Friday afternoon I texted Stephen: Same time, same place. It was raining, thick sleety rain that soaked through everything you were wearing and chilled you down to the bone; Cosmo’s was packed with wet tired people counting shopping bags and hoping if they stayed put long enough they would get warm. This time I only ordered coffee. I already knew this wasn’t going to take long.

Stephen looked a little unsure about what we were doing there, but he was too polite to ask. Instead he said, “Kevin’s phone records haven’t come in yet.”

“I didn’t think they had. Do you know when the investigation’s winding up?”

“We’ve been told probably Tuesday. Detective Kennedy says… well. He figures we’ve got enough evidence to make a case. From now on, we’re just tidying up the paperwork.”

I said, “It sounds to me like you’ve heard about the lovely Imelda Tierney.”

“Well. Yeah.”

“Detective Kennedy thinks her story is the final piece of the puzzle, perfect fit, now he can wrap everything up in a pretty parcel and tie it with ribbons and present it to the DPP. Am I right?”

“More or less, yeah.”

“And what do you think?”

Stephen rubbed at his hair, leaving it standing up in tufts. “I think,” he said, “from what Detective Kennedy’s said-and tell me if this is wrong-I think Imelda Tierney’s well pissed off with you.”

“I’m not her favorite person right now, no.”

“You know her, even if it’s from ages ago. If she was pissed off enough, would she make up something like this?”

“I’d say she’d do it in a heartbeat. Call me biased.”
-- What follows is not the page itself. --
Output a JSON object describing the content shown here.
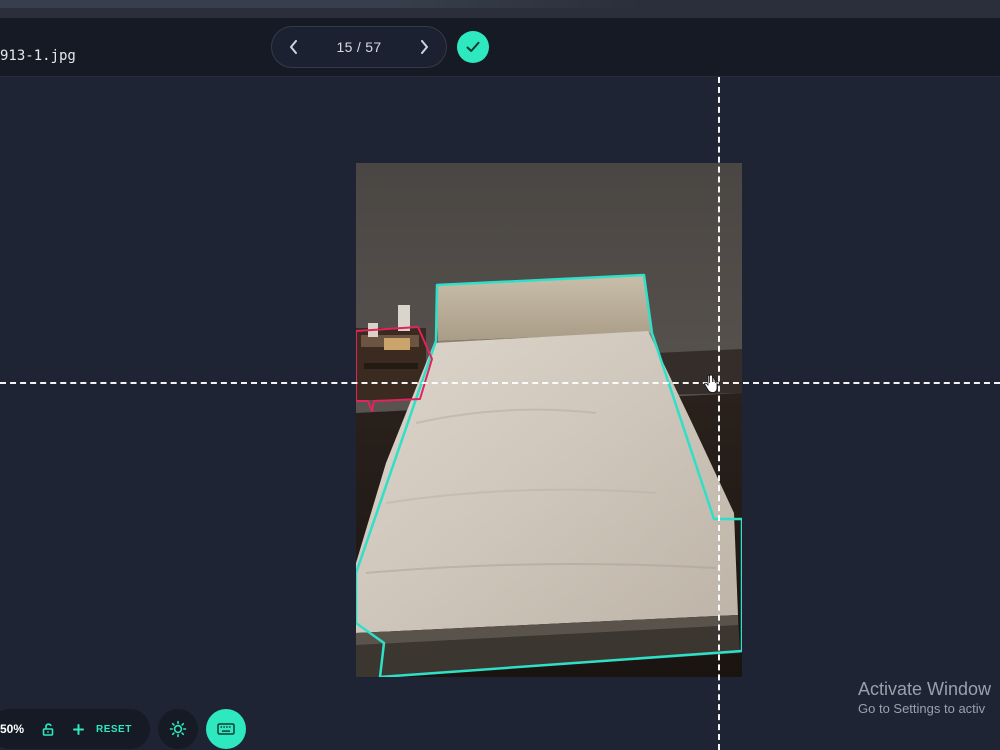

Stephen shook his head. “Maybe I would, only I’ve still got the same problem with the fingerprints as I had before. Unless Imelda Tierney can explain the note being wiped, it outweighs her story as far as I’m concerned. People lie; evidence doesn’t.”

The kid was worth ten of Scorcher, and probably of me. I said, “I like the way you think, Detective. Unfortunately, I’m pretty sure Scorcher Kennedy’s not going to start thinking the same way anytime soon.”

“Not unless we come up with an alternative theory that’s too solid for him to ignore.” He still put a shy little twist on the “we,” like a teenager talking about his first girlfriend. Working with me had been a big deal to him. “So that’s what I’ve been concentrating on. I’ve spent a lot of time going over this case in my head, looking for what we could’ve missed, and last night something hit me.”